5. Il ressort des pièces du dossier, et n’est pas contesté, que Mme A… bénéficie d’un contrat à durée interminée en qualité d’employée de hall depuis le 1er octobre 2014 et qu’elle a déclaré, au titre des années 2016 et 2017 des revenus fiscaux de référence à hauteur, respectivement, de 14 908 euros et 14 072 euros. Il en ressort toutefois également qu’elle a arrêté toute activité professionnelle en 2020 et qu’elle n’a déclaré, au titre des années 2018 et 2019, des revenus fiscaux de référence qu’à hauteur, respectivement, de 8 651 euros et 8 007 euros. Si Mme A… soutient qu’elle a arrêté son activité professionnelle en 2020, à la naissance de son second enfant et en raison du handicap de son fils aîné, elle n’établit pas, par les pièces qu’elle produit, que la faiblesse de ses ressources en 2018, 2019 et 2020 résulterait directement du handicap de ce dernier. Il ressort, par ailleurs, des pièces du dossier, notamment d’une attestation de Pôle Emploi du 27 septembre 2021, que le conjoint de la requérante bénéficiait, à cette date et depuis le mois de novembre 2020, du versement de l’allocation de retour à l’emploi, les ressources de ce dernier ne permettant pas au foyer, composé de quatre personnes, de subvenir durablement à leurs besoins. Il résulte de tout ce qui précède qu’eu égard au large pouvoir d’appréciation dont il dispose pour accorder la nationalité française à l’étranger qui la sollicite, et bien qu’il ressorte des pièces du dossier que Mme A… a déclaré, au titre de l’année 2021, un revenu fiscal de référence à hauteur de 15 781,39 euros, le ministre de l’intérieur, a pu, sans entacher sa décision d’erreur manifeste d’appréciation, ajourner à la courte durée de deux ans la demande de naturalisation de l’intéressée pour le motif tiré de ce que cette dernière ne disposait pas de ressources suffisantes et stables.

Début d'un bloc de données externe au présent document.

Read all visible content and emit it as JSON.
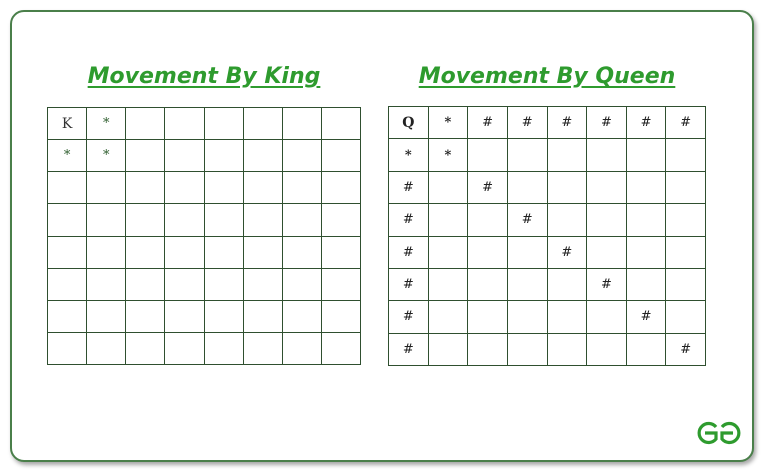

6. Il résulte de tout ce qui précède que la requête de Mme A… ne peut qu’être rejetée, en toutes ses conclusions.
D E C I D E :
Article 1er : La requête de Mme A… est rejetée.
Article 2 : Le présent jugement sera notifié à Mme B… A… et au ministre d’Etat, ministre de l’intérieur.
Délibéré après l’audience du 25 septembre 2025 à laquelle siégeaient :
Mme Béria-Guillaumie, présidente,
Mme Gibson-Théry, première conseillère,
Mme Baufumé, première conseillère.
Rendu public par mise à disposition au greffe le 9 octobre 2025.
La rapporteure,
A. BAUFUMÉ
La présidente,
M. BÉRIA-GUILLAUMIE
Le greffier,
P. VOSSELER
La République mande et ordonne au ministre d’Etat, ministre de l’intérieur en ce qui le concerne ou à tous commissaires de justice à ce requis en ce qui concerne les voies de droit commun contre les parties privées, de pourvoir à l’exécution de la présente décision.